South China Morning Post, the Hong Kong daily, reported that the Malaysian Retailers Association has publicly called on Kuala Lumpur to significantly raise duties on imported goods costing $115 or less from the 10% levy imposed in January. The retailer’s association estimates it is losing 30% of its business to e-commerce portals selling goods shipped in from China. “Because we have not tightened up any rules or regulations, Malaysia has become a dumping ground for excess capacity from China," Ameer Ali Mydin of the Malaysian Retailers Association told the newspaper.

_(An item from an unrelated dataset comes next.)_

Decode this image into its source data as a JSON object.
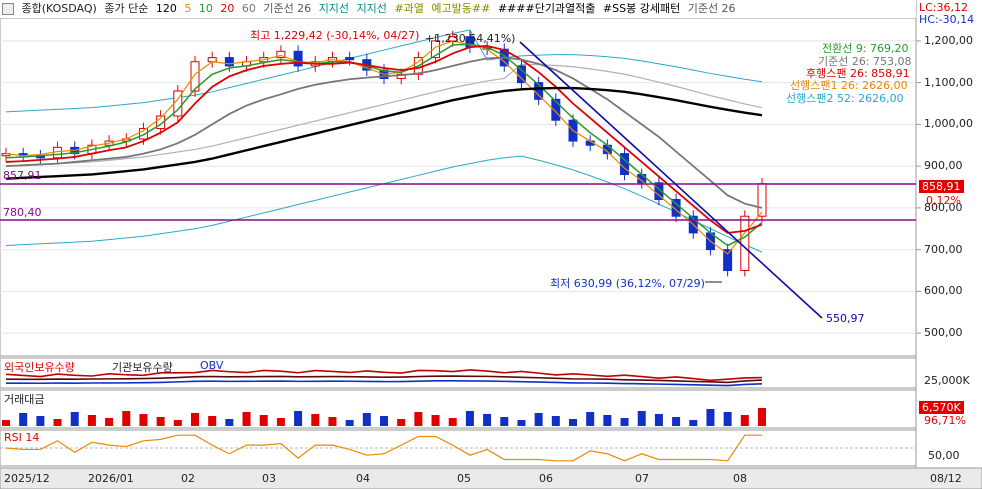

Two trends that have dominated China’s economic development have come to the fore. Dating back to 1999, when I began following the Chinese economy as a foreign correspondent in Hong Kong for the Financial Times, experts have said that China needed to raise its personal consumption levels as a proportion of GDP and scale back its industrial model, which was too dependent on boosting growth through endlessly increasing capital expenditure and manufacturing and relying on export markets to soak up surplus production. Instead, China’s total household consumption remains at just under 40% of GDP, compared with 60-70% in most developed countries.
Some economists argue that these cross-country comparisons underestimate the consumption of services in China. But when the gap is of such magnitude, that number still highlights Beijing’s inability to steer China’s economy to a more sustainable path. The second more recent trend is the bursting of China’s property bubble.